My wife said I look like a turkey, so probably won't be doing any more selfies.
Last time I posted, I mentioned the Yellow-breasted Chat I tried for a couple days to photograph. What I failed to mention was the Gray Fox that came along down the road. I was actually sitting in my car on a gravel road. I looked in the side mirror just in time to catch this fox walking along. I didn't seem to bothered when I quietly opened the car door and snapped a couple photos before it disappeared into the brush. Wish I didn't have to shoot back into the sun, but that's the way it goes sometimes.
That same day I photographed this hawk, which I believe is a Red-shouldered Hawk. A first for me if it is.
It's definitely not a Red-tailed like this one below. This young hawk was soaked on a morning that had no rain. It was perched in a tree just over a stream. I can only figure it took a bath or swooped down on something to eat and missed. It didn't mind me at all and it was still mouthing off on the perch when I walked away, 20 minutes later.
This young Great-horned Owl was one of a pair of Owlets that spent the Spring in the woods I frequent. The parents were always near. You've seen the parents in previous blogs.
Here, an Osprey is perched on a branch over a small lake in the UP. I was able to park my car on the side of the road and slowly walk closer. It never flew off, even after I drove under it.
Hit the beaches in late August and early September or find some mud flats and you are very likely to find some shorebirds working their way back south. Worse (for me anyway) than trying to ID butterflies, is trying to ID shorebirds. It's maddening. The only thing worse - gulls. I don't even try gulls anymore.
Here's a long-range shot of a Long-billed Dowitcher
A little Least Sandpiper playing on the shoreline
A young Spotted Sandpiper looking for a meal
Normally a couple of Caspian Terns on the beach wouldn't get my attention but I noticed the one on the right was banded.
I wasn't too surprised to see Virginia Rails at Lake St. Clair Metropark, but I was surprised that they walked right out in front of me! Rails would rather run through the marsh than fly to escape danger. They are very reclusive, actually enjoy social distancing, so I thought it strange that they just walked right out.
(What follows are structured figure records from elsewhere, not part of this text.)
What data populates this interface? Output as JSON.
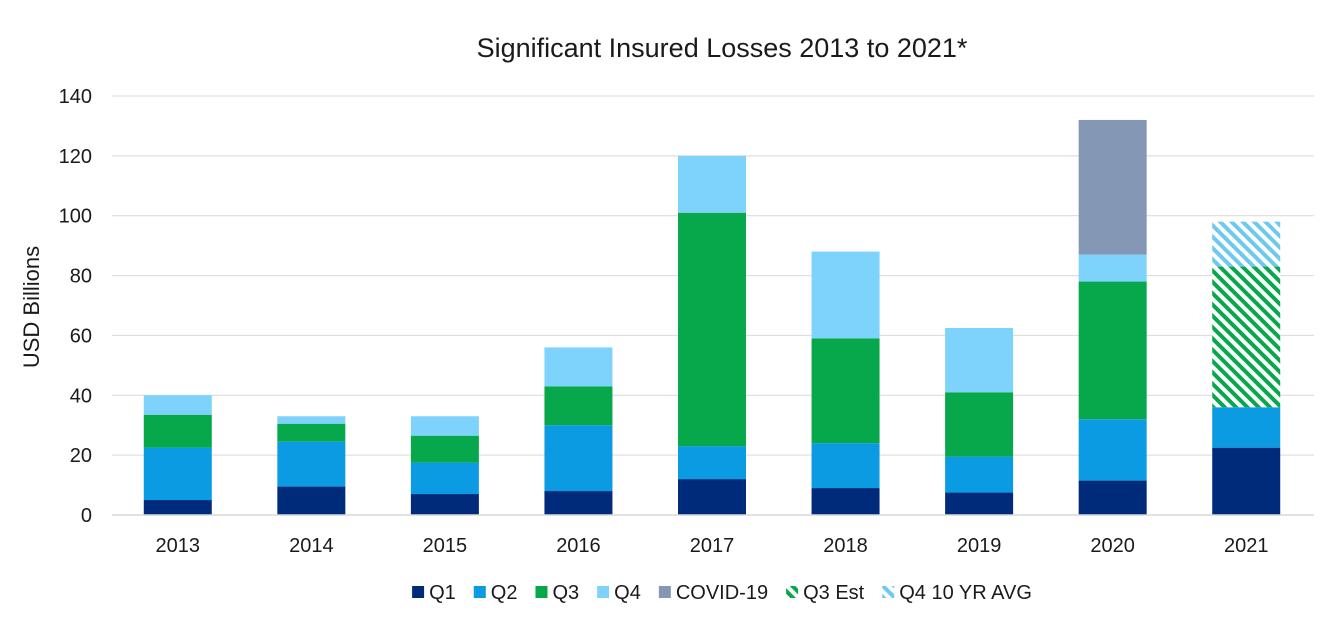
{
  "chart_data": {
    "type": "bar",
    "stacked": true,
    "title": "Significant Insured  Losses 2013 to 2021*",
    "ylabel": "USD Billions",
    "xlabel": "",
    "ylim": [
      0,
      140
    ],
    "yticks": [
      0,
      20,
      40,
      60,
      80,
      100,
      120,
      140
    ],
    "grid": true,
    "legend_position": "bottom",
    "categories": [
      "2013",
      "2014",
      "2015",
      "2016",
      "2017",
      "2018",
      "2019",
      "2020",
      "2021"
    ],
    "series": [
      {
        "name": "Q1",
        "color": "#002b7a",
        "pattern": "solid",
        "values": [
          5,
          9.5,
          7,
          8,
          12,
          9,
          7.5,
          11.5,
          22.5
        ]
      },
      {
        "name": "Q2",
        "color": "#0b9be3",
        "pattern": "solid",
        "values": [
          17.5,
          15,
          10.5,
          22,
          11,
          15,
          12,
          20.5,
          13.5
        ]
      },
      {
        "name": "Q3",
        "color": "#06a84b",
        "pattern": "solid",
        "values": [
          11,
          6,
          9,
          13,
          78,
          35,
          21.5,
          46,
          0
        ]
      },
      {
        "name": "Q4",
        "color": "#7dd3fc",
        "pattern": "solid",
        "values": [
          6.5,
          2.5,
          6.5,
          13,
          19,
          29,
          21.5,
          9,
          0
        ]
      },
      {
        "name": "COVID-19",
        "color": "#8497b5",
        "pattern": "solid",
        "values": [
          0,
          0,
          0,
          0,
          0,
          0,
          0,
          45,
          0
        ]
      },
      {
        "name": "Q3 Est",
        "color": "#06a84b",
        "pattern": "hatch",
        "values": [
          0,
          0,
          0,
          0,
          0,
          0,
          0,
          0,
          47
        ]
      },
      {
        "name": "Q4 10 YR AVG",
        "color": "#6cc9ef",
        "pattern": "hatch",
        "values": [
          0,
          0,
          0,
          0,
          0,
          0,
          0,
          0,
          15
        ]
      }
    ]
  }
}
One almost walked across my shoe!
When I looked back into the marsh from where they came, I was greeted by a Green Heron with a mouthful. The camera didn't want to focus around the blades of grass, so I had to quickly switch to manual focus. I think it came out okay! Bye froggy!
A few other Green Herons were around that day.
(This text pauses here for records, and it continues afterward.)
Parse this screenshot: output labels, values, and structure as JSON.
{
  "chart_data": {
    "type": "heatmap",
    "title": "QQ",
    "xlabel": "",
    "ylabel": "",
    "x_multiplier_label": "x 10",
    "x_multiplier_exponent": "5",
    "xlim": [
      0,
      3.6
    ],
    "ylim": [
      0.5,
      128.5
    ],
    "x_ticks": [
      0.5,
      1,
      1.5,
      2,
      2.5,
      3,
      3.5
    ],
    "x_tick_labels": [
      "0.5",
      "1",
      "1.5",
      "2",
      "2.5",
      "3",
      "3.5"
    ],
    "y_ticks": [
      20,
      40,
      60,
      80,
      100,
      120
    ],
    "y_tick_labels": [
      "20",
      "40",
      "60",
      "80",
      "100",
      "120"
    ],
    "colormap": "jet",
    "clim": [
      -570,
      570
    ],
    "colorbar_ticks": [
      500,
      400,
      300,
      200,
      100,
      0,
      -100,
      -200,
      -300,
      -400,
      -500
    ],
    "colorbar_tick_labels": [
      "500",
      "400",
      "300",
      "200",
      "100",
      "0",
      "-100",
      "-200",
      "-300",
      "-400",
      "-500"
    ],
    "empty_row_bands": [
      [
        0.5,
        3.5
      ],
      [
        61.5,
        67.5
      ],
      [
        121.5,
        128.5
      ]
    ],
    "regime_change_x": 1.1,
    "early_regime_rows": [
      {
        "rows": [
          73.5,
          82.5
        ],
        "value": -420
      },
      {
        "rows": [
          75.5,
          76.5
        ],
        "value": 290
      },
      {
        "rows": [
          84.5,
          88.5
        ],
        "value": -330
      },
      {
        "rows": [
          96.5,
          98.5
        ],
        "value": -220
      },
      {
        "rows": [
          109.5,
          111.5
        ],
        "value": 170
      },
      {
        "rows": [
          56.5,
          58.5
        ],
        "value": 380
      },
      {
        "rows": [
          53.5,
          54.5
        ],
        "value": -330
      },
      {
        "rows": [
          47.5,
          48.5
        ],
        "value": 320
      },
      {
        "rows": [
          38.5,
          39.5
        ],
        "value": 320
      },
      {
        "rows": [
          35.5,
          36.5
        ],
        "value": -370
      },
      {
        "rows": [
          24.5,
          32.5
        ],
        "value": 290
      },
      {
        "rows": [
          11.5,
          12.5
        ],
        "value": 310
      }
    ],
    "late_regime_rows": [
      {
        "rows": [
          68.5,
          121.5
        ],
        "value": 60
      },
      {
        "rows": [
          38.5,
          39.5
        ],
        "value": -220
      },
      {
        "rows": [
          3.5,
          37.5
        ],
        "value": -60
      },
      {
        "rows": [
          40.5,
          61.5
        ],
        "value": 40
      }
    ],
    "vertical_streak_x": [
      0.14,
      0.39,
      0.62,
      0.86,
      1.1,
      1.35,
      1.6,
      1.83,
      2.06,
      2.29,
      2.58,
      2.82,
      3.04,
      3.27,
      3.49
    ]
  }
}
Water snakes are cool unless you happen to be in the water with them. Probably a different story then. Maybe one day I'll get a Green Heron and snake together. That would be interesting to see.
The Rails and Herons and snake all have one thing in common - they do not like my subject in the next set of pictures. Years ago there was a beautiful black Mink at Metro Beach. It had a white patch on it's chest that just made it stand out. Haven't seen one for years, until a couple weeks ago. This guy was just having so much fun running through the brush and into the water and back again. If it had found any of the above mentioned critters, it would have been a nasty set of pictures. Cute as can be, ferocious meat eater.
Late August would not be the same without some hummingbirds. I haven't spent time looking for them, but did find one the other day, stealing nectar from a Cardinal Flower (thanks Jeff).
Break time....all that wing flapping...
A little preview of what I'm thinking about next as the Fall gets near....it's almost Deer time!
A little side-note to those that think every time I go out for deer I see big bucks. It's just not that way. Last time I was out, the only picture I took, the fog over the field. Not a deer in sight the entire morning.
For Randy S. Not sure how you get a frog to turn and look at you, but I'll keep trying.
And for Mike P.
They are still in the woods, even had a young one taking a bath the other day!
I wonder what this little one will grow up to be....
Take care everyone, think BIG BUCKS!!